Modern Intel i7 architecture - it has a very serious bus, it has KPI. In fact, there is this infrastructure, core communication and data synchronization. They built their TCP / IP, i.e. there is a multi-level communication protocol, their packets run across the data bus between the processors, there is a rather complicated thing to understand the modern i7, where it has a faster transfer, where it is slower, very hard. Numactl shows node distances. That is, if we look diagonally, this core with itself is some weights, some parrots are the cheapest. In any other knot it is already difficult for him to walk, i.e. there is already a weight of 21 is considered.

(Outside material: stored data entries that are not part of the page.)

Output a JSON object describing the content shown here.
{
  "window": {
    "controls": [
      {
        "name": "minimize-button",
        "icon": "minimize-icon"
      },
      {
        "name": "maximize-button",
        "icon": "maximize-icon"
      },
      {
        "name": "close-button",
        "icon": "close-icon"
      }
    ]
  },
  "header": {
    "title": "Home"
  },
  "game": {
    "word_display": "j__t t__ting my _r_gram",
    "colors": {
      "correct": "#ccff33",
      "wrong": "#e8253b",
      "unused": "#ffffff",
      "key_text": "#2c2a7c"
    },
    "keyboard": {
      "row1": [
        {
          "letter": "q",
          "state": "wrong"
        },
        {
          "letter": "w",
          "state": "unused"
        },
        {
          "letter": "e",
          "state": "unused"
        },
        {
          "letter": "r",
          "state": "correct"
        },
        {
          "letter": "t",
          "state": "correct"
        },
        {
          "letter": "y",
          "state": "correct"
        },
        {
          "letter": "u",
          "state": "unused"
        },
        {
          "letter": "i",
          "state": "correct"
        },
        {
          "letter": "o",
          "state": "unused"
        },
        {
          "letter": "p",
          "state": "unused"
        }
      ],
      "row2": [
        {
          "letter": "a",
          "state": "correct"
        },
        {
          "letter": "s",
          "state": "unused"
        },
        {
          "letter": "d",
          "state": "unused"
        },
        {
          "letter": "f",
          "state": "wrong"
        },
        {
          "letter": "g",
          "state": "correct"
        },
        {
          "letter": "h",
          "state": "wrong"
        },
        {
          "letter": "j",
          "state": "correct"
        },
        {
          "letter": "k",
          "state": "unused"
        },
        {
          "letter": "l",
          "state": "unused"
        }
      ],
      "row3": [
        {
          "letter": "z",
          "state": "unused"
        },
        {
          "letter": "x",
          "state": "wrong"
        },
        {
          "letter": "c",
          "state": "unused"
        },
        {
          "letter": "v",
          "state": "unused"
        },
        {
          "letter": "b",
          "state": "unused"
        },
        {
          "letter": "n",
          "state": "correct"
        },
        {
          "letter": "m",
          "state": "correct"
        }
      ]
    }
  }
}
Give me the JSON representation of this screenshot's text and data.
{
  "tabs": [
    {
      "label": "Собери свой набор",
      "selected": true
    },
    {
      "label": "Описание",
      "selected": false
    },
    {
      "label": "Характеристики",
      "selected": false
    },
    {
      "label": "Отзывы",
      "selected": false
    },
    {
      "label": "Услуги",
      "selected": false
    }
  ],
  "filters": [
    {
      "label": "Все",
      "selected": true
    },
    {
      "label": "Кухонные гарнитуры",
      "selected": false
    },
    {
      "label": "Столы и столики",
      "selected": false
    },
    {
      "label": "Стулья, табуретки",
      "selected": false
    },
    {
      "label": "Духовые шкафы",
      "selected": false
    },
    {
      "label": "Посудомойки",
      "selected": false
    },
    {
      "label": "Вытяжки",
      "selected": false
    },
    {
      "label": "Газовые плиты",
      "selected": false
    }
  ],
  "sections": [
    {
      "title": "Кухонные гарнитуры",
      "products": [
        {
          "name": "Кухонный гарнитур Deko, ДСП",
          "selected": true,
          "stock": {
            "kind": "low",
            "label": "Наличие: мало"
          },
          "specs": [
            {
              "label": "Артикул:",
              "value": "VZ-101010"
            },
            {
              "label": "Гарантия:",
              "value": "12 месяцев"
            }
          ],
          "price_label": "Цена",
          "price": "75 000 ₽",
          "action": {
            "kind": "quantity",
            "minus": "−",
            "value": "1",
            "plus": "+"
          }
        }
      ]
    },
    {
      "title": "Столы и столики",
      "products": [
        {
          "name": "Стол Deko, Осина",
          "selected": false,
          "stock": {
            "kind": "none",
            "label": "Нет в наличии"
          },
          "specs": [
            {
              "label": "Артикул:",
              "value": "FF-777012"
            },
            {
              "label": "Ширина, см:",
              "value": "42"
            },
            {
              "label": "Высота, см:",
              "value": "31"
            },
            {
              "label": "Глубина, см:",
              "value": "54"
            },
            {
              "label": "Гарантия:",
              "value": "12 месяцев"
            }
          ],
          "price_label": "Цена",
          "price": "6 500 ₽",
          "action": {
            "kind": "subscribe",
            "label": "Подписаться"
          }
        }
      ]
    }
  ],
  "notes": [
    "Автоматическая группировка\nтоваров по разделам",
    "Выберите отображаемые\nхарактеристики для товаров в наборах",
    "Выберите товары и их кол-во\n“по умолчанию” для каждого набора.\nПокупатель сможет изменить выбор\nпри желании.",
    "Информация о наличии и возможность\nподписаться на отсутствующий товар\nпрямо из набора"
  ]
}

Even the utility, which should show you the topology of your hardware, it considers that any kernel you go with has the same price. In fact, this is a bit wrong, but if we work with NUMA, it is easier to assume that everything is fast in a local processor, and slow in an alien processor.

What can we do and what is the right thing to do to make the code work fast? First, spin lock, different data structures, lock-free, which became very popular in the 2010s. Different lock-free queues and stuff does not work on large machines. Recently I was asked that “here we have 20 thousand streams, and their people wanted to write a quick queue that would allow them to quickly insert and collect data. It will not work like this, i.e. everything will be very slow. 20 thousand threads will be cached, they will be ugly to pull atomic instructions, data, and everything will be very slow. Accordingly, if you write code for the NUMA system, you think that you have a small cluster inside your machine, inside one piece of hardware, and you build your software so that you have a small machine, one processor, it is multi-core, there are 8-10 -16 cores, she does something of hers locally and sometimes communicates with strangers. And further, if you merge a cluster of machines, you will have even slower communication. You get such a hierarchy of clusters - a faster cluster and a slower cluster.

A good example of shared data is that it is not good to use shared data when C ++ is shared_ptr, i.e. we have a pointer to the data - these are our smart pointers, and they have a reference counter, which changes each time the pointer is copied, respectively, if you write a busy server, you cannot use shared_ptr.

One of the reasons why a boost donkey there, for example, will never give you good server performance, is that it uses shared_ptr very much, smart pointers and other high-level things that slow down actions a lot, i.e. This high-level object code does not expect that it should work with raw iron as quickly as possible.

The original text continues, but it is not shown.